Taylor Swift and White Feminism

I really hoped we wouldn't need to have this discussion again when Taylor Swift dropped her new song “Look What You Made Me Do”.

I’m not here to criticize her music (I hate to admit it, but she does have some good bops). Rather, I want to address Taylor’s attitudes towards feminism as many girls (probably cisgender, heterosexual, and white) look up to her. During my fall term LSFY freshman year, I wrote a paper about feminism in pop culture. My research led me to two terms: intersectional feminism and white feminism. Intersectional feminism observes how types of oppression overlap with each other. On the other hand, white feminism only benefits—you guessed it—white women, and does not explore the injustices other women face. Which led me to this article on Everyday Feminism about the ways which Taylor Swift utilizes white feminism.
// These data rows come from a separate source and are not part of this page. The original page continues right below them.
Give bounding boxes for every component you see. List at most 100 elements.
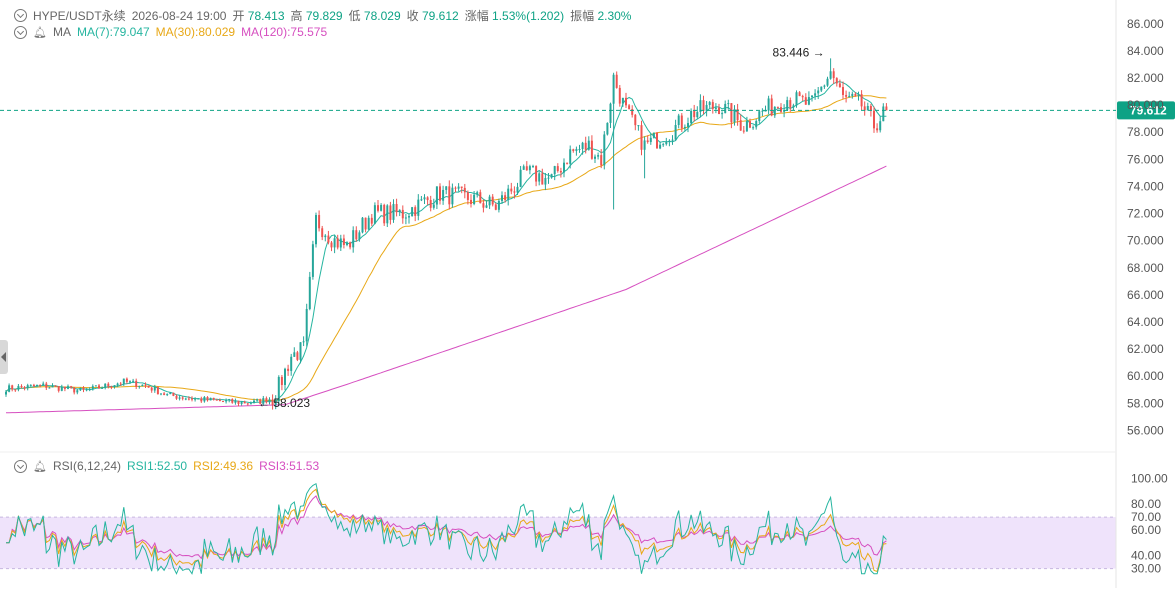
candle-body xyxy=(389,205,392,220)
candle-body xyxy=(194,398,197,400)
candle-body xyxy=(280,376,283,385)
candle-body xyxy=(814,93,817,96)
toggle-icon[interactable] xyxy=(14,25,27,39)
price-tick-label: 74.000 xyxy=(1127,179,1164,193)
candle-body xyxy=(572,149,575,151)
candle-body xyxy=(801,96,804,98)
candle-body xyxy=(659,144,662,149)
candle-body xyxy=(398,209,401,213)
candle-body xyxy=(404,217,407,219)
candle-body xyxy=(315,215,317,245)
low-annotation: ← 58.023 xyxy=(258,396,310,410)
candle-body xyxy=(553,166,556,175)
price-tick-label: 72.000 xyxy=(1127,207,1164,221)
candle-body xyxy=(181,397,184,399)
candle-body xyxy=(383,204,386,224)
price-tick-label: 68.000 xyxy=(1127,261,1164,275)
candle-body xyxy=(718,107,720,115)
rsi-tick-label: 100.00 xyxy=(1131,471,1168,485)
candle-body xyxy=(296,352,299,360)
candle-body xyxy=(773,106,776,116)
candle-body xyxy=(876,128,879,131)
candle-body xyxy=(377,205,379,211)
candle-body xyxy=(510,188,513,192)
candle-body xyxy=(206,397,209,401)
candle-body xyxy=(842,87,844,95)
rsi-band xyxy=(0,517,1116,569)
bell-icon[interactable]: 🔔︎ xyxy=(33,26,47,39)
candle-body xyxy=(212,397,215,400)
candle-body xyxy=(628,105,631,110)
collapse-handle[interactable] xyxy=(0,340,8,374)
ma7-line xyxy=(5,81,887,404)
candle-body xyxy=(460,186,463,188)
candle-body xyxy=(501,195,503,201)
candle-body xyxy=(739,120,742,131)
rsi1-value: RSI1:52.50 xyxy=(127,459,188,473)
candle-body xyxy=(122,378,125,384)
candle-body xyxy=(448,186,451,205)
candle-body xyxy=(222,401,224,403)
candle-body xyxy=(169,392,172,395)
toggle-icon[interactable] xyxy=(14,459,27,473)
rsi-tick-label: 70.00 xyxy=(1131,510,1161,524)
candle-body xyxy=(445,186,448,190)
candle-body xyxy=(770,98,773,116)
candle-body xyxy=(721,113,724,115)
candle-body xyxy=(91,386,94,390)
candle-body xyxy=(113,385,116,387)
candle-body xyxy=(352,230,355,248)
candle-body xyxy=(727,103,730,105)
candle-body xyxy=(191,398,193,400)
candle-body xyxy=(73,387,76,393)
open-label: 开 xyxy=(232,9,245,23)
candle-body xyxy=(305,308,308,342)
candle-body xyxy=(125,378,128,382)
candle-body xyxy=(184,398,187,400)
candle-body xyxy=(476,192,479,195)
candle-body xyxy=(708,102,711,105)
candle-body xyxy=(724,103,727,114)
candle-body xyxy=(783,110,786,112)
candle-body xyxy=(57,386,60,391)
low-label: 低 xyxy=(348,9,361,23)
candle-body xyxy=(711,102,714,109)
candle-body xyxy=(259,399,262,404)
price-tick-label: 76.000 xyxy=(1127,152,1164,166)
candle-body xyxy=(346,242,348,245)
candle-body xyxy=(578,149,581,151)
candle-body xyxy=(88,389,91,391)
candle-body xyxy=(749,121,751,128)
candle-body xyxy=(807,97,810,105)
candle-body xyxy=(429,200,432,208)
datetime-label: 2026-08-24 19:00 xyxy=(131,8,227,23)
open-value: 78.413 xyxy=(247,9,285,23)
candle-body xyxy=(854,93,857,96)
close-label: 收 xyxy=(406,9,419,23)
candle-body xyxy=(411,207,414,217)
candle-body xyxy=(758,111,761,122)
candle-body xyxy=(820,86,823,91)
candle-body xyxy=(767,98,770,111)
candle-body xyxy=(507,188,510,200)
candle-body xyxy=(228,398,231,401)
candle-body xyxy=(470,199,472,204)
high-annotation: 83.446 → xyxy=(773,45,825,59)
candle-body xyxy=(823,85,826,87)
amplitude-value: 2.30% xyxy=(597,9,632,23)
bell-icon[interactable]: 🔔︎ xyxy=(33,460,47,473)
candle-body xyxy=(349,242,352,248)
price-tick-label: 56.000 xyxy=(1127,423,1164,437)
candle-body xyxy=(609,103,612,123)
ohlc-header: HYPE/USDT永续 2026-08-24 19:00 开 78.413 高 … xyxy=(14,7,631,24)
candle-body xyxy=(82,387,85,390)
candle-body xyxy=(395,204,398,213)
price-tick-label: 58.000 xyxy=(1127,396,1164,410)
toggle-icon[interactable] xyxy=(14,9,27,22)
ma120-value: MA(120):75.575 xyxy=(241,25,328,39)
candle-body xyxy=(677,115,680,126)
candle-body xyxy=(473,194,476,204)
candle-body xyxy=(79,387,82,391)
At that point in my life, I already identified as a feminist. Seeing that Taylor also identified as one, I gave her my respect. Because weren’t we all in the fight against the patriarchy together? That’s when this article proved me wrong. Not only did it educate me on the ways which Taylor wrongfully uses feminism to glorify herself, but it made me more aware of how I, as a white woman, can start seeing through intersectional lenses. And as a feminist, I need to play my part in calling out oppression when I see it. So Taylor, look what you made me do.

The problem I have with Taylor Swift is that she claims she’s for feminism, but doesn’t really take action unless it helps herself. She has not made any public appearances at feminist rallies or events. Her history with Nicki Minaj, Katy Perry, Kanye West and Kim Kardashian-West proves that she’s ignorant of her problematic behavior and doesn’t support all women. Based on her latest song, that hasn’t seemed to change. If anything, "Look What You Made Me Do" targets those who she thinks has wronged her. In this case, Taylor uses feminism as a shield, because she doesn’t want to admit she’s in the wrong. Taylor, no one made you sing that song. That was all you.

What I hope you take away from this is to be more mindful about your activism, especially if you come from a privileged background. As a white, cisgender woman, I know that I will never face the same struggles as other women. And as a feminist, I know that I can do better than Taylor Swift’s white feminism.